Gateway Journalism Review welcomes Ganey as new St. Louis editor

Terry Ganey is one of the most respected investigative reporters and political correspondents of the past 40 years in Missouri. With the November issue, he takes over as St. Louis editor of Gateway Journalism Review.

Ganey, a former colleague

at the St. Louis Post-Dispatch, is taking over from Roy Malone, another valued Post-Dispatch colleague. Malone will continue to contribute but is taking a break from the many years he and Charles Klotzer kept this publication alive.

Ganey’s inaugural issue includes two pieces. One tells three previously untold stories about August A. Busch Jr., the beer baron who built Anheuser-Busch into the nation’s dominant brewery and rode in the beer wagon behind the Clydesdales as his beloved Cardinals played in the World Series.

Journalism is called “the first draft of history.” Ganey digs until he writes the second, third and final drafts.

These untold stories about Busch touch other St. Louis icons: Sen. Thomas F. Eagleton, the smart, funny, outspoken senator who once was the Democratic vice presidential candidate; Harry Caray, the colorful announcer who went on to fame with the Cubs; Al Fleishman, the public relations man extraordinaire who built his firm into an international force; and Louis Susman, a power broker in Democratic politics.

This story is history, but news about history. It reflects Ganey’s tenacity. The story is based on a Freedom of Information Act request, as well as previously unpublished information from Eagleton’s and Fleishman’s papers.

I got to witness Ganey’s tenacity when the two of us spent more than a year investigating the death of the Branch Davidians at Waco, Texas. That work taught me an important lesson: Even though most big stories are about government wrongdoing, this one was about false claims conjuring up government mendacity.

Ganey’s most famous investigation was the Second Injury Fund in Missouri. He was a finalist for a Pulitzer Prize. More important was that Attorney General William Webster’s bid for the governorship was upended, and Webster served prison time as a result of a related investigation.

Ganey’s other story in this issue involves the Post-Dispatch editorial page, a subject dear to my heart.

Watching the Post-Dispatch cut back in the six years since I left as deputy editorial editor has been heartbreaking.

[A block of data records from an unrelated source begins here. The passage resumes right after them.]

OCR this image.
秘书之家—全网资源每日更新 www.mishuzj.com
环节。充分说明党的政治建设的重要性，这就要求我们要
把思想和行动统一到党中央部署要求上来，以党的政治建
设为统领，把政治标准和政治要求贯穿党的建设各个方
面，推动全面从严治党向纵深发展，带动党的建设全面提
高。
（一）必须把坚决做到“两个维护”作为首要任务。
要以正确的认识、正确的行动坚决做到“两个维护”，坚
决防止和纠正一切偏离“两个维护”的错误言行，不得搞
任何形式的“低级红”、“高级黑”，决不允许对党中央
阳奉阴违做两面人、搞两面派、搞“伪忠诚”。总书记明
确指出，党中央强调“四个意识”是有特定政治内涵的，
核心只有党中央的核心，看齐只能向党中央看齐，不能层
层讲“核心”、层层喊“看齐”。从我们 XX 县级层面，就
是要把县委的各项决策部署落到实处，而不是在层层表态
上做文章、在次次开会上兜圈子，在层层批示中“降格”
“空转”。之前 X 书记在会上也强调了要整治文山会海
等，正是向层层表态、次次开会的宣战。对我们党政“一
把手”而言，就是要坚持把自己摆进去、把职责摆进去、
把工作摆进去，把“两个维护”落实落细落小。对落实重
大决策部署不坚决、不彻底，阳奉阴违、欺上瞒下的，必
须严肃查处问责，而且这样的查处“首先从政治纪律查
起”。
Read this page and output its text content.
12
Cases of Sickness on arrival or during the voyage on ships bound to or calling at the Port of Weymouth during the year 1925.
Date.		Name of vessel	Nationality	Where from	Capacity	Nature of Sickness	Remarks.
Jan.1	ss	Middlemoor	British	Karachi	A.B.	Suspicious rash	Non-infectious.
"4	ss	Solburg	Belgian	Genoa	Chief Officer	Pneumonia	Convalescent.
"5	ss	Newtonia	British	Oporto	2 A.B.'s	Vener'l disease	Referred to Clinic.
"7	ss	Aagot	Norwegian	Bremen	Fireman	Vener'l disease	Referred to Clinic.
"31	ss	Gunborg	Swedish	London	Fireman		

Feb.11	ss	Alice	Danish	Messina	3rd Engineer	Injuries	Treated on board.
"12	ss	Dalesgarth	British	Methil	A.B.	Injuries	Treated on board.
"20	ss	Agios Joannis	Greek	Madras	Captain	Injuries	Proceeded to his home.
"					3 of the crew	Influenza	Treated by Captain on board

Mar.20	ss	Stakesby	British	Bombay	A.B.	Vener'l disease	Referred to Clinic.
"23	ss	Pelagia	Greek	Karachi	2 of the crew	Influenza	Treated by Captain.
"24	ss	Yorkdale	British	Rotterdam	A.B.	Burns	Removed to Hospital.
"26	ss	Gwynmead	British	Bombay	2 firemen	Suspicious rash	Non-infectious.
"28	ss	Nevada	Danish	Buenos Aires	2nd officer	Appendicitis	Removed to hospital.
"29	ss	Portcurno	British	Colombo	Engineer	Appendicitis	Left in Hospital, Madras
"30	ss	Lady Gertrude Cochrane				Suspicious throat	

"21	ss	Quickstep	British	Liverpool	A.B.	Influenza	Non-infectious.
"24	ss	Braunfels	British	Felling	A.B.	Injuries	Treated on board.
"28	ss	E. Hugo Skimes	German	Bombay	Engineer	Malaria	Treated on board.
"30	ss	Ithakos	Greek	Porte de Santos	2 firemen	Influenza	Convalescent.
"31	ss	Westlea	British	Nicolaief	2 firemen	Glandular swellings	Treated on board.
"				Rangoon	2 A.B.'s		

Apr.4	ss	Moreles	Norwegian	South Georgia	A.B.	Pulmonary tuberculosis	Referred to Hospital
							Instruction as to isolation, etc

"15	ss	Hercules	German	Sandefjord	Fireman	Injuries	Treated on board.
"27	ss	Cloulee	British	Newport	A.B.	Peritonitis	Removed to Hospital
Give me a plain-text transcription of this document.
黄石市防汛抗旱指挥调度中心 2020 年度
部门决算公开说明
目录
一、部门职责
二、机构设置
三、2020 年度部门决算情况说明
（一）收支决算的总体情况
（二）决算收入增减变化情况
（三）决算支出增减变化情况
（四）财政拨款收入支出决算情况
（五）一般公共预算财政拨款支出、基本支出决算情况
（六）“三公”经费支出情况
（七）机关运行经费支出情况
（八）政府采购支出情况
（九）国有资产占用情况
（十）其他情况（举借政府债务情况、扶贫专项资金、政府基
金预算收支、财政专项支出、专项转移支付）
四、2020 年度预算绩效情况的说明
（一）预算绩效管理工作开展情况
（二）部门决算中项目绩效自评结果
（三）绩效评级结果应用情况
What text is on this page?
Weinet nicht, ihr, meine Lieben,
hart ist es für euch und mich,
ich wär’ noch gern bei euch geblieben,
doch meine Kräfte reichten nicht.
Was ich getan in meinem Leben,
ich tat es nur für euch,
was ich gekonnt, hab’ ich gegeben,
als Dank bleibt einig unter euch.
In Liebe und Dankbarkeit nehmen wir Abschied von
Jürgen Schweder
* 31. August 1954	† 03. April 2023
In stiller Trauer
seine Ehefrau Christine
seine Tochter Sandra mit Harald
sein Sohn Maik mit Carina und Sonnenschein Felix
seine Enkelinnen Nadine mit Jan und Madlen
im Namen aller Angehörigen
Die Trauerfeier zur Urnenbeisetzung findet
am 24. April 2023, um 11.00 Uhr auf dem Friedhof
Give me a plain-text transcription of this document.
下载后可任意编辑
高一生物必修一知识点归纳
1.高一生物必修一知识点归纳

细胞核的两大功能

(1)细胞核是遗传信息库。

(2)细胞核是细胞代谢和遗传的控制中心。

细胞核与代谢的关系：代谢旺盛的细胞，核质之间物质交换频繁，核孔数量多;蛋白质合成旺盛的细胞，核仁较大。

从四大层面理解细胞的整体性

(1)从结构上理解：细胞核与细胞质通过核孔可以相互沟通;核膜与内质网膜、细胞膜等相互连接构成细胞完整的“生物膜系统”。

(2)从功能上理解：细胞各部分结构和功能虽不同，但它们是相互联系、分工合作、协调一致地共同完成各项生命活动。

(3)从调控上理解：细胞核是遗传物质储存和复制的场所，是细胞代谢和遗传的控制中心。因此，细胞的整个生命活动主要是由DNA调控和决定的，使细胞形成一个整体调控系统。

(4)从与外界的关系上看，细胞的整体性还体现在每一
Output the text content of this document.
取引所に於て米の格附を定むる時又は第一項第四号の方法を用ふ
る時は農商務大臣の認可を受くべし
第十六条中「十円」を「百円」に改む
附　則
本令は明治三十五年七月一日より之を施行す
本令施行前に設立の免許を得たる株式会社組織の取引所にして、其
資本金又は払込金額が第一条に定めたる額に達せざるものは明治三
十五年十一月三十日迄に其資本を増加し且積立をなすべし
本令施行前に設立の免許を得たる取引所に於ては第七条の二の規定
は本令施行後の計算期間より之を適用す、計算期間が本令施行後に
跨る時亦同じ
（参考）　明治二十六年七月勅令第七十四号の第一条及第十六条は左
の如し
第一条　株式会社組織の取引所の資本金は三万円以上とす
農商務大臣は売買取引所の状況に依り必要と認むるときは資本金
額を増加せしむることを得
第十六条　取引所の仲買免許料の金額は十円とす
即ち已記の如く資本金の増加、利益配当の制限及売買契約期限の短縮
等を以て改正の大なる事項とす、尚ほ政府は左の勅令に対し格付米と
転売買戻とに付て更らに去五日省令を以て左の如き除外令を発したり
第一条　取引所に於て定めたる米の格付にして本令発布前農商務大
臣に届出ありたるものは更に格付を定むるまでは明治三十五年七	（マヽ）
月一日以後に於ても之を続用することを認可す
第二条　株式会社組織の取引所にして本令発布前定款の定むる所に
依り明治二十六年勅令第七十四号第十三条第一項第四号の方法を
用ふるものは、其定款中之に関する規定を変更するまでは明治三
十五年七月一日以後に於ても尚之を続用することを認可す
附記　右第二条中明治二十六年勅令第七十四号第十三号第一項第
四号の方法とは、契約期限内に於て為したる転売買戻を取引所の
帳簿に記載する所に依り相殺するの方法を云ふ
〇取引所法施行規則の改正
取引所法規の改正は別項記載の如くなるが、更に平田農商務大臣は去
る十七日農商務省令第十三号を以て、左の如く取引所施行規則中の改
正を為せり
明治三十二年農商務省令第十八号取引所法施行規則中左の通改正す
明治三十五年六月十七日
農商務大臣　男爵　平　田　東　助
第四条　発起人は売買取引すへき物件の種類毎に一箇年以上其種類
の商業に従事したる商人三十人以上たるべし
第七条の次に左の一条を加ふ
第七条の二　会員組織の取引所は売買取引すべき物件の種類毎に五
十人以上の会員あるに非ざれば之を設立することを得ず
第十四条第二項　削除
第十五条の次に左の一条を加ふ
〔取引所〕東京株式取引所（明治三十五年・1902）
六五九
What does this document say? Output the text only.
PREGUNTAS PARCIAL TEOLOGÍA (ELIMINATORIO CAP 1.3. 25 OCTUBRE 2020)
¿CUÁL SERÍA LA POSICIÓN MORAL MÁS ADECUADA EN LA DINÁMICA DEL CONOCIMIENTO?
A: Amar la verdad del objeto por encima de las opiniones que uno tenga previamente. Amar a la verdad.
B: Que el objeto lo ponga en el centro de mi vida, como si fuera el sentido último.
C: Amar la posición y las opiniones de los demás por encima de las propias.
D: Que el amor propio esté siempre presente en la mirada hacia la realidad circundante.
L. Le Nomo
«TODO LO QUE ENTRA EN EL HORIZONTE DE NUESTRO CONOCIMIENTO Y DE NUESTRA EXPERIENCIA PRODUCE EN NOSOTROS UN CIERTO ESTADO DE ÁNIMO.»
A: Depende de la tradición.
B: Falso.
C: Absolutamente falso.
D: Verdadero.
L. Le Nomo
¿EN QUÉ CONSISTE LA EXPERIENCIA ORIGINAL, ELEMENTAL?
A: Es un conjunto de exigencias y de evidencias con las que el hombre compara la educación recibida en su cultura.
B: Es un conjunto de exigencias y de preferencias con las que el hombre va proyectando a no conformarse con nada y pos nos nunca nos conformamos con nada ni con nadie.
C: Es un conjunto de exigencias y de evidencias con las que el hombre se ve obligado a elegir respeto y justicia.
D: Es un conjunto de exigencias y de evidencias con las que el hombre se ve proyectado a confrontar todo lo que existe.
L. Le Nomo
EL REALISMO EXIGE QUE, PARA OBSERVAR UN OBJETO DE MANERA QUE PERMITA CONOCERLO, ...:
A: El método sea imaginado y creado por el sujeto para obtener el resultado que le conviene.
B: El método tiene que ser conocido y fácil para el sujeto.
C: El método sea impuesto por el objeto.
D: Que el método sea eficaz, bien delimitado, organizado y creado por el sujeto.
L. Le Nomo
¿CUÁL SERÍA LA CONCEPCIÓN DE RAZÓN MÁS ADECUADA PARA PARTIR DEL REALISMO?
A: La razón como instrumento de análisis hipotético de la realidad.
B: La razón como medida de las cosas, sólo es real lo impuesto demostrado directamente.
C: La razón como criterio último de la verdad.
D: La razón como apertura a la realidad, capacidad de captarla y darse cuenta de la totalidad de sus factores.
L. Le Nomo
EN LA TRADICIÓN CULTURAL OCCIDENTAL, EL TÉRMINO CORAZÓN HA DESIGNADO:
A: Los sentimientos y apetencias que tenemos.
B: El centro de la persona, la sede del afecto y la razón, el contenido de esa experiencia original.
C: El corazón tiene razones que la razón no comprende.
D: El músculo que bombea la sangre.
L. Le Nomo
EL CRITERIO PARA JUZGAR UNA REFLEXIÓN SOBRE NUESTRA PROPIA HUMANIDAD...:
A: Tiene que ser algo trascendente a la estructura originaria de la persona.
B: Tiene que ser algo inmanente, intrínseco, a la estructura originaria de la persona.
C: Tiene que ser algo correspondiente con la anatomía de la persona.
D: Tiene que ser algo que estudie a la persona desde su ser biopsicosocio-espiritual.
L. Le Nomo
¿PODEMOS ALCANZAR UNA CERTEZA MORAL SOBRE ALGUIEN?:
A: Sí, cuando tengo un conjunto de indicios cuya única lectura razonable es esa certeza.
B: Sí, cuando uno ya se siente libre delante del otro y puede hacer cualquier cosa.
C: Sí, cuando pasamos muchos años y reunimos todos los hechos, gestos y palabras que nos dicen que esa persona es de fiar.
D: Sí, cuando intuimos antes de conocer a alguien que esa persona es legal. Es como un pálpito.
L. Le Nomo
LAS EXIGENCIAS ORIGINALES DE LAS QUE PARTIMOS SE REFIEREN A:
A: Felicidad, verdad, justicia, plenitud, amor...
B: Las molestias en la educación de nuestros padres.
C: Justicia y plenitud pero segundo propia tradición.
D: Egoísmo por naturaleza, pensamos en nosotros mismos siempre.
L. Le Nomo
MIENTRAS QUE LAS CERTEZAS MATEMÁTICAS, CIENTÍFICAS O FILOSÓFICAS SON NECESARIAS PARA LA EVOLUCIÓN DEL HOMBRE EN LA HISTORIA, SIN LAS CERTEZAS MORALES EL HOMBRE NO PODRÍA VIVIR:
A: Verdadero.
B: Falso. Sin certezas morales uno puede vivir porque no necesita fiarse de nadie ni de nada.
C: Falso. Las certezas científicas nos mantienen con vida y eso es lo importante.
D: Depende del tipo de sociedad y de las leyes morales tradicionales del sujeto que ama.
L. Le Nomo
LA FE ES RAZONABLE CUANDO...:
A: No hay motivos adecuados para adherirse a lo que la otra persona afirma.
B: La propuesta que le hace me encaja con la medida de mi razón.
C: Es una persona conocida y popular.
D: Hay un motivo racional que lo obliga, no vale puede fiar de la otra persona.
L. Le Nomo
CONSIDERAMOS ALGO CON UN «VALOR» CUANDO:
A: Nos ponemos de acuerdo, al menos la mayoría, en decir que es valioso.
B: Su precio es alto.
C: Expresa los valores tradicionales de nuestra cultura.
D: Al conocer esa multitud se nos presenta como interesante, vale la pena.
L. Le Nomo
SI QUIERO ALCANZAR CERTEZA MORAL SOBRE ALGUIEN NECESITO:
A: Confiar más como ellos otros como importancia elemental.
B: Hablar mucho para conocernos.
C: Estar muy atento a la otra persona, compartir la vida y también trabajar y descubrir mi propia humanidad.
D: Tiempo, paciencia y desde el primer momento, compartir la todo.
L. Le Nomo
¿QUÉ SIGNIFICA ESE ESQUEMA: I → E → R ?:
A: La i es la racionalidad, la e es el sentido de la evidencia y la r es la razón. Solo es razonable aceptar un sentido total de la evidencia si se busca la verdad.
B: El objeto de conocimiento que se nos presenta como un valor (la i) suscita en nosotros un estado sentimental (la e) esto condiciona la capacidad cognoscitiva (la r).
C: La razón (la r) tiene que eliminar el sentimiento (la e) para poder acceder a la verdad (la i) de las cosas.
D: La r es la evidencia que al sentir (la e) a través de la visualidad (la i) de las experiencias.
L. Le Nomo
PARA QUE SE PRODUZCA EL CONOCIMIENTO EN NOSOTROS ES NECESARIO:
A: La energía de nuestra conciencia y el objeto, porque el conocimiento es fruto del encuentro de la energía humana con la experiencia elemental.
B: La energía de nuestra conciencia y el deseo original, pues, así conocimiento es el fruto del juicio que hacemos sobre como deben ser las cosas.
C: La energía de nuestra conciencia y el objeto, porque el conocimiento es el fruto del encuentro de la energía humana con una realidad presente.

I’ve seen good friends turned out, the Washington Bureau cut from the eight reporters there 20 years ago to one, and the editorial page reduced by the loss of writers, the op-ed editor and the editorial cartoonist.

Elsewhere in this magazine, Klotzer makes the excellent point that those remaining at the paper have done a good job of preserving investigative muscle, and that the editorial page lives by the Pulitzer platform. Tony Messenger, the editor, and Kevin Horrigan, the deputy, are especially knowledgeable, savvy editorial writers.

But I can’t help but remember what once was: the Daniel Fitzpatrick cartoon of the Nazi swastika slicing through the Polish countryside, or Uncle Sam getting mired in Vietnam in 1954, a decade before American soldiers began dying there. The Bill Mauldin Pulitzer Prize cartoon showing Boris Pasternak remarking to another prisoner in the Soviet Gulag, “I won the Nobel Prize for literature. What was your crime?”

I can’t help but remember the Pulitzer Prize editorials warning of Nazism long before World War II, nor Irving Dilliard’s relentless attack of Sen. Joe McCarthy’s demagoguery, nor Robert Lasch’s Pulitzer-winning warning about the futility of the Vietnam War.

Yet now my friend R.J. Matson – the last of that long, proud line of editorial cartoonists – has been shown the door without even notice of his departure.

Like Bill McClellan, the Post-Dispatch’s columnist, I can’t help but resent the undeserved stock bonus received by Lee Enterprises CEO Mary Junck. Had she possessed the decency to turn down it down, she could have preserved jobs of men and women who devoted their lives to the paper – and she could have saved a piece of a great tradition bigger than anything Lee Enterprises ever stood for.